From that day I wanted to live for God’s glory. I went home and told my partner we had to end the relationship or get married. Thank God he took exception to that and I moved out. The next time I was offered drugs I prayed and asked God to take the desire away and He did.
Then it was as though God opened the doors and told me I could go now. I wasted no time. I moved to one of the big Australian cities. Two days after I arrived I found a house and a job in a factory down the road. I found I was near a similar type of church and started going there. I made wonderful friends through the church, started doing all the courses that churches run.
Life became a journey with God in control. There was nothing gentle about the pace, it was at breakneck speed initially and was about restoration, God began to restore what the locusts had eaten. I never finished school – but in the third year after being saved I went to university for six years. In the first four years I gained bachelors of theology and social science. In the next two years I went on to do a jump up bachelor of social work and while I was doing that I completed a Master of theology. Since leaving university four years ago I have gained a grad cert of human services.

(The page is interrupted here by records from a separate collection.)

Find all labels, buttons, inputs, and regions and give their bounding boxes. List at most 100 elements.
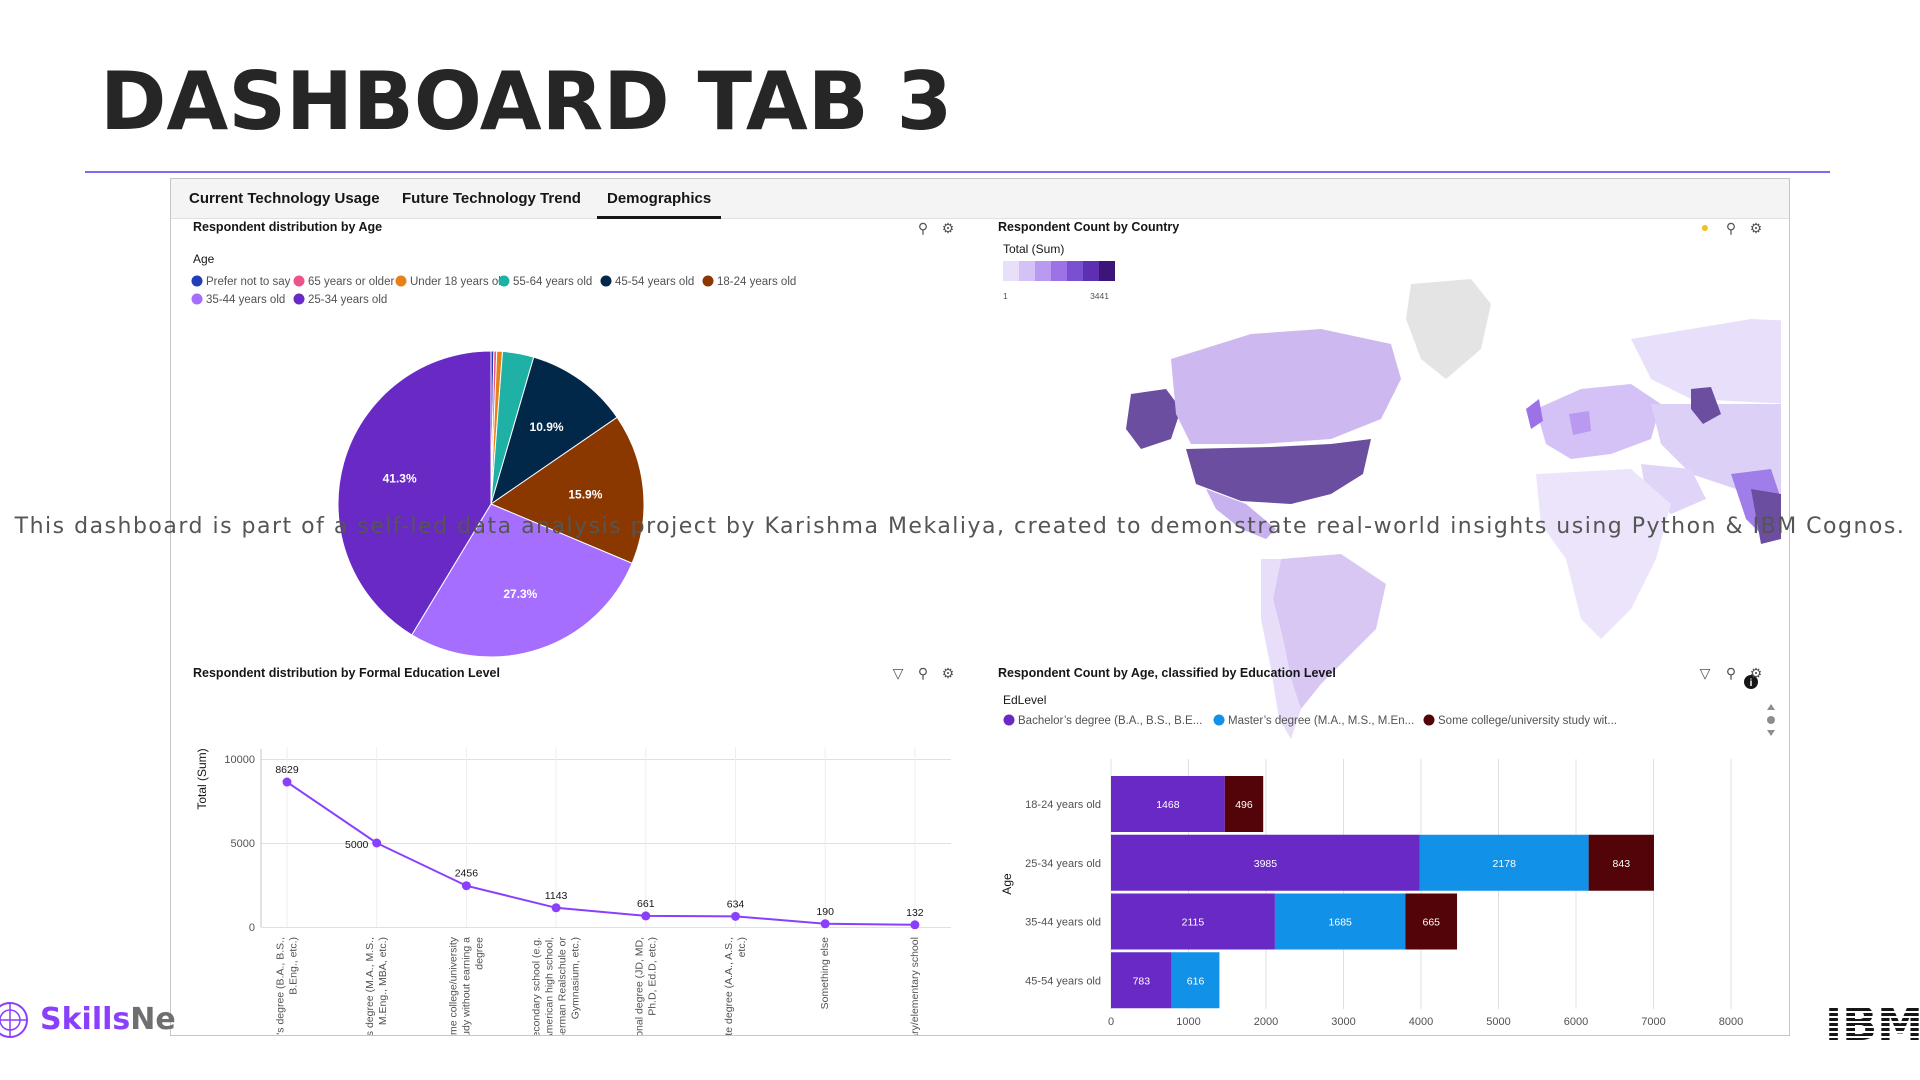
- map-scale-swatch: [1067, 261, 1083, 281]
- pin-icon[interactable]: ⚲: [1722, 664, 1740, 682]
- bar-y-tick-label: 35-44 years old: [1025, 917, 1101, 929]
- pie-slice-label: 27.3%: [503, 587, 537, 601]
- line-point-label: 1143: [545, 890, 568, 902]
- pie-slice-label: 10.9%: [530, 420, 564, 434]
- line-path: [286, 781, 915, 926]
- bar-segment-label: 2178: [1493, 858, 1517, 870]
- bar-y-tick-label: 25-34 years old: [1025, 858, 1101, 870]
- tab-demographics[interactable]: Demographics: [597, 179, 722, 219]
- line-point[interactable]: [282, 777, 292, 787]
- bar-segment-label: 665: [1423, 917, 1441, 929]
- age-legend-swatch: [191, 293, 203, 305]
- skills-network-logo-icon: [0, 1002, 28, 1038]
- line-x-tick-label: degree: [473, 937, 485, 970]
- age-pie-title: Respondent distribution by Age: [193, 220, 383, 234]
- edlevel-legend-swatch: [1213, 714, 1225, 726]
- ibm-logo-text: IBM: [1825, 998, 1920, 1044]
- map-africa[interactable]: [1536, 469, 1671, 639]
- map-scale-swatch: [1099, 261, 1115, 281]
- dashboard-tab-bar: Current Technology Usage Future Technolo…: [171, 179, 1789, 219]
- map-scale-min: 1: [1003, 291, 1008, 301]
- bar-segment-label: 843: [1613, 858, 1631, 870]
- bar-y-tick-label: 45-54 years old: [1025, 975, 1101, 987]
- settings-icon[interactable]: ⚙: [939, 664, 957, 682]
- line-x-tick-label: ssociate degree (A.A., A.S.,: [723, 937, 735, 1035]
- line-grid: 0 5000 10000 chelor's degree (B.A., B.S., B.…: [224, 747, 951, 1035]
- age-legend-swatch: [395, 275, 407, 287]
- line-x-tick-label: B.Eng., etc.): [288, 937, 300, 995]
- bar-segment-label: 783: [1133, 975, 1151, 987]
- bar-x-tick-label: 5000: [1486, 1016, 1510, 1028]
- legend-scroll-control[interactable]: [1767, 704, 1775, 736]
- line-point[interactable]: [372, 838, 382, 848]
- pie-slice-label: 15.9%: [568, 487, 602, 501]
- line-point[interactable]: [641, 911, 651, 921]
- line-y-axis-title: Total (Sum): [195, 748, 209, 809]
- scroll-down-icon[interactable]: [1767, 730, 1775, 736]
- education-line-svg: Total (Sum) 0 5000 10000 chelor's degree (B…: [195, 747, 951, 1035]
- dashboard-frame: Current Technology Usage Future Technolo…: [170, 178, 1790, 1036]
- line-point[interactable]: [820, 919, 830, 929]
- line-point[interactable]: [551, 903, 561, 913]
- bar-x-tick-label: 1000: [1176, 1016, 1200, 1028]
- settings-icon[interactable]: ⚙: [1747, 664, 1765, 682]
- map-canada[interactable]: [1171, 329, 1401, 444]
- filter-icon[interactable]: ▽: [1696, 664, 1714, 682]
- line-series: 8629 5000 2456 1143 661 634 190 132: [275, 764, 924, 930]
- pie-slice-label: 41.3%: [383, 472, 417, 486]
- bar-x-tick-label: 2000: [1254, 1016, 1278, 1028]
- bar-x-tick-label: 0: [1108, 1016, 1114, 1028]
- settings-icon[interactable]: ⚙: [939, 219, 957, 237]
- filter-icon[interactable]: ▽: [889, 664, 907, 682]
- line-x-tick-label: Gymnasium, etc.): [570, 937, 582, 1019]
- bar-y-axis-title: Age: [1000, 873, 1014, 895]
- warning-icon[interactable]: ●: [1696, 218, 1714, 236]
- edlevel-legend: Bachelor’s degree (B.A., B.S., B.E... Mas…: [1003, 714, 1617, 727]
- bar-segment-label: 2115: [1182, 917, 1205, 929]
- map-europe[interactable]: [1536, 384, 1661, 459]
- bar-segment-label: 1685: [1329, 917, 1353, 929]
- map-greenland[interactable]: [1406, 279, 1491, 379]
- age-pie-slices: 10.9% 15.9% 27.3% 41.3%: [337, 350, 645, 658]
- line-x-tick-label: ofessional degree (JD, MD,: [633, 937, 645, 1035]
- scroll-up-icon[interactable]: [1767, 704, 1775, 710]
- line-point[interactable]: [910, 920, 920, 930]
- skills-network-logo: SkillsNe: [40, 1002, 176, 1037]
- pin-icon[interactable]: ⚲: [914, 664, 932, 682]
- age-legend-label: 18-24 years old: [717, 276, 796, 288]
- line-point-label: 2456: [455, 868, 479, 880]
- age-legend: Prefer not to say 65 years or older Under …: [191, 275, 796, 306]
- map-scale-swatch: [1003, 261, 1019, 281]
- line-point-label: 132: [906, 907, 924, 919]
- age-legend-label: Under 18 years old: [410, 276, 507, 288]
- bar-segment-label: 496: [1235, 799, 1253, 811]
- slide-title: DASHBOARD TAB 3: [100, 55, 953, 148]
- age-legend-label: 45-54 years old: [615, 276, 694, 288]
- edlevel-legend-swatch: [1423, 714, 1435, 726]
- line-point[interactable]: [461, 881, 471, 891]
- map-scale-swatch: [1035, 261, 1051, 281]
- line-point-label: 5000: [345, 839, 369, 851]
- bar-x-tick-label: 6000: [1564, 1016, 1588, 1028]
- map-scale-swatch: [1051, 261, 1067, 281]
- age-legend-swatch: [498, 275, 510, 287]
- line-point[interactable]: [731, 911, 740, 921]
- map-alaska[interactable]: [1126, 389, 1181, 449]
- bar-x-tick-label: 4000: [1409, 1016, 1433, 1028]
- tab-current-technology-usage[interactable]: Current Technology Usage: [179, 179, 390, 219]
- line-point-label: 190: [816, 906, 834, 918]
- line-y-tick-label: 10000: [224, 754, 255, 766]
- tab-future-technology-trend[interactable]: Future Technology Trend: [392, 179, 591, 219]
- pin-icon[interactable]: ⚲: [1722, 219, 1740, 237]
- line-x-tick-label: American high school,: [544, 937, 556, 1035]
- map-color-scale: [1003, 261, 1115, 281]
- age-edu-bar-title: Respondent Count by Age, classified by E…: [998, 666, 1336, 680]
- settings-icon[interactable]: ⚙: [1747, 219, 1765, 237]
- pin-icon[interactable]: ⚲: [914, 219, 932, 237]
- bar-segment-label: 1468: [1156, 799, 1180, 811]
- age-legend-label: Prefer not to say: [206, 276, 291, 288]
- edlevel-legend-label: Master’s degree (M.A., M.S., M.En...: [1228, 715, 1414, 727]
- line-point-label: 8629: [275, 764, 299, 776]
- line-x-tick-label: etc.): [736, 937, 748, 957]
- line-x-tick-label: aster's degree (M.A., M.S.,: [364, 937, 376, 1035]
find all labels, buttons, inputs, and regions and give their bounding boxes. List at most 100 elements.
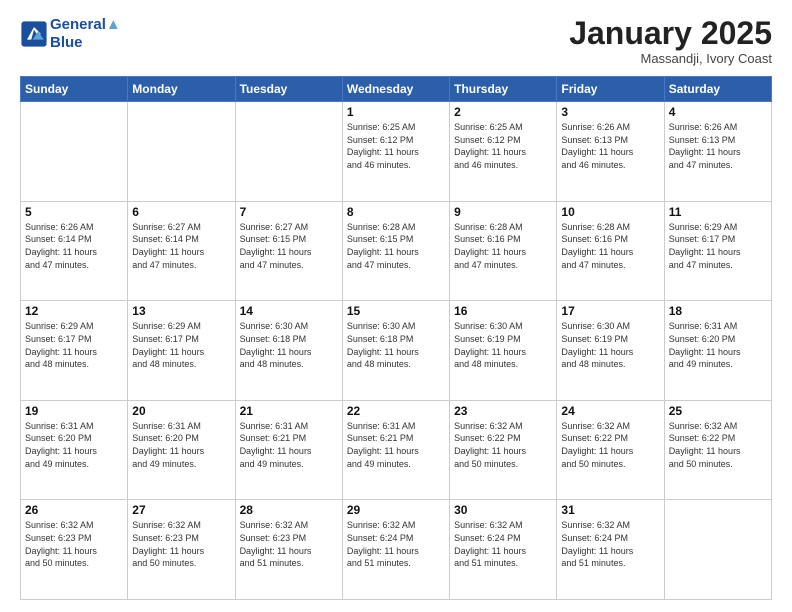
- day-cell: 30Sunrise: 6:32 AMSunset: 6:24 PMDayligh…: [450, 500, 557, 600]
- day-number: 25: [669, 404, 767, 418]
- day-cell: 9Sunrise: 6:28 AMSunset: 6:16 PMDaylight…: [450, 201, 557, 301]
- day-info: Sunrise: 6:32 AMSunset: 6:23 PMDaylight:…: [25, 519, 123, 569]
- day-number: 17: [561, 304, 659, 318]
- day-cell: 23Sunrise: 6:32 AMSunset: 6:22 PMDayligh…: [450, 400, 557, 500]
- page: General▲ Blue January 2025 Massandji, Iv…: [0, 0, 792, 612]
- week-row-3: 12 Sunrise: 6:29 AMSunset: 6:17 PMDayligh…: [21, 301, 772, 401]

My relationships were about scrabbling to stay on top. They were abusive and denigrating and i was too damaged to realise I deserved anything more. I am now in my eighth year of marriage to a god fearing man who loves and cherishes me. My relationships with my brother and sister have been restored.
In my mind’s eye all my adult life there was a battered little child in the corner of my spirit that was always in black, in pain, weeping, abandoned and despised. I couldn’t conceive that i might have some value or deserve anything good. When I search for that child she is no longer there.
I, the truth seeker who thought Christianity was shallow and ineffectual, have found the truth. God is the author of creation and his son has set me free. I am redeemed. I know I am ‘the favoured child of the most high God, that I operate under his authority and that my chains have been broken and I have been set free. God has put in me a burning desire to see others receive the same gift of freedom that I have been given. I now work with people just like I was.